Longe vão os dias de excessos, pelo menos daqueles que até há três décadas justificaram um providencial pedido de ajuda. É pelo menos isso que admite e agradece Elton John, vários anos depois desse momento decisivo: são 30 de sobriedade, para sermos mais precisos, limpo dos nocivos combustíveis que nos tempos áureos do palco desbloqueavam um perfil tímido e reservado a braços com a fama.

O músico utilizou as suas redes sociais para partilhar o marco com os mais de três milhões de seguidores, refletindo sobre este “dia mágico” que fica marcado por um bolo, pelos inúmeros postais e cartões oferecidos pelos filhos, pelo seu companheiro, David Furnish, e ainda pelos seus colegas do programa de desintoxicação.

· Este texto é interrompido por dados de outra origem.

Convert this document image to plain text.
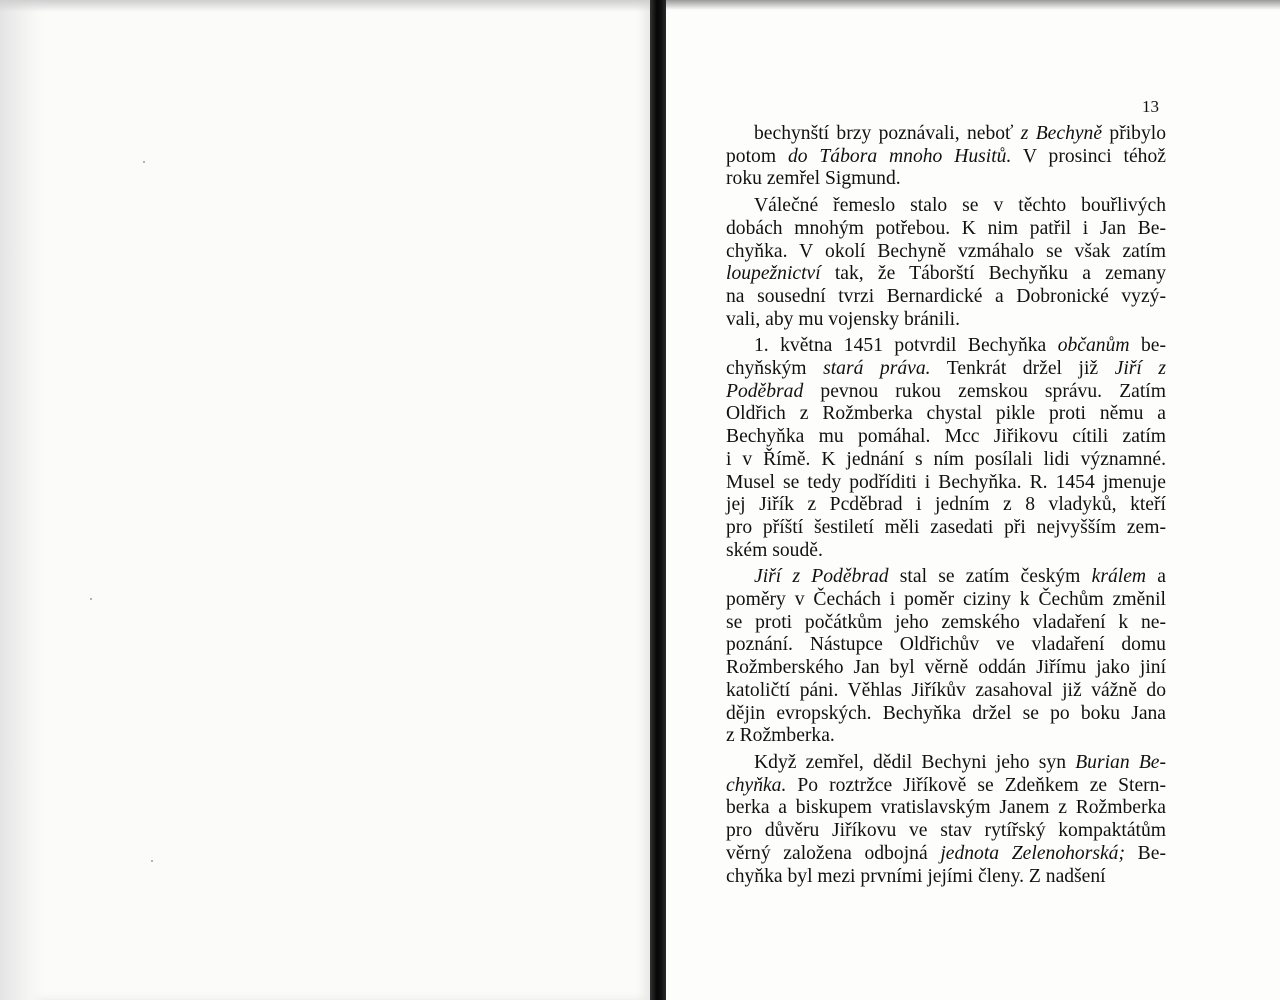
13
bechynští brzy poznávali, neboť z Bechyně přibylo
potom do Tábora mnoho Husitů. V prosinci téhož
roku zemřel Sigmund.
Válečné řemeslo stalo se v těchto bouřlivých
dobách mnohým potřebou. K nim patřil i Jan Be-
chyňka. V okolí Bechyně vzmáhalo se však zatím
loupežnictví tak, že Táborští Bechyňku a zemany
na sousední tvrzi Bernardické a Dobronické vyzý-
vali, aby mu vojensky bránili.
1. května 1451 potvrdil Bechyňka občanům be-
chyňským stará práva. Tenkrát držel již Jiří z
Poděbrad pevnou rukou zemskou správu. Zatím
Oldřich z Rožmberka chystal pikle proti němu a
Bechyňka mu pomáhal. Mcc Jiřikovu cítili zatím
i v Římě. K jednání s ním posílali lidi významné.
Musel se tedy podříditi i Bechyňka. R. 1454 jmenuje
jej Jiřík z Pcděbrad i jedním z 8 vladyků, kteří
pro příští šestiletí měli zasedati při nejvyšším zem-
ském soudě.
Jiří z Poděbrad stal se zatím českým králem a
poměry v Čechách i poměr ciziny k Čechům změnil
se proti počátkům jeho zemského vladaření k ne-
poznání. Nástupce Oldřichův ve vladaření domu
Rožmberského Jan byl věrně oddán Jiřímu jako jiní
katoličtí páni. Věhlas Jiříkův zasahoval již vážně do
dějin evropských. Bechyňka držel se po boku Jana
z Rožmberka.
Když zemřel, dědil Bechyni jeho syn Burian Be-
chyňka. Po roztržce Jiříkově se Zdeňkem ze Stern-
berka a biskupem vratislavským Janem z Rožmberka
pro důvěru Jiříkovu ve stav rytířský kompaktátům
věrný založena odbojná jednota Zelenohorská; Be-
chyňka byl mezi prvními jejími členy. Z nadšení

“Sou mesmo um homem abençoado”, admite Elton John. “Se não tivesse finalmente dado o grande passo de pedir ajuda há 30 anos, estaria morto. Obrigado do fundo do meu coração a todas as pessoas que me inspiraram e apoiaram ao longo do caminho”, continuou o músico, que já em 2015 recorrera ao mesmo Instagram para assinalar os 25 anos sóbrio, na ocasião coma imagem de um bolo com o respetivo número e a frase “Um dia de cada vez”, numa alusão a velhos fantasmas e ao esforço e dedicação permanentes que um processo de desintoxicação exigem, por mais que o tempo passe.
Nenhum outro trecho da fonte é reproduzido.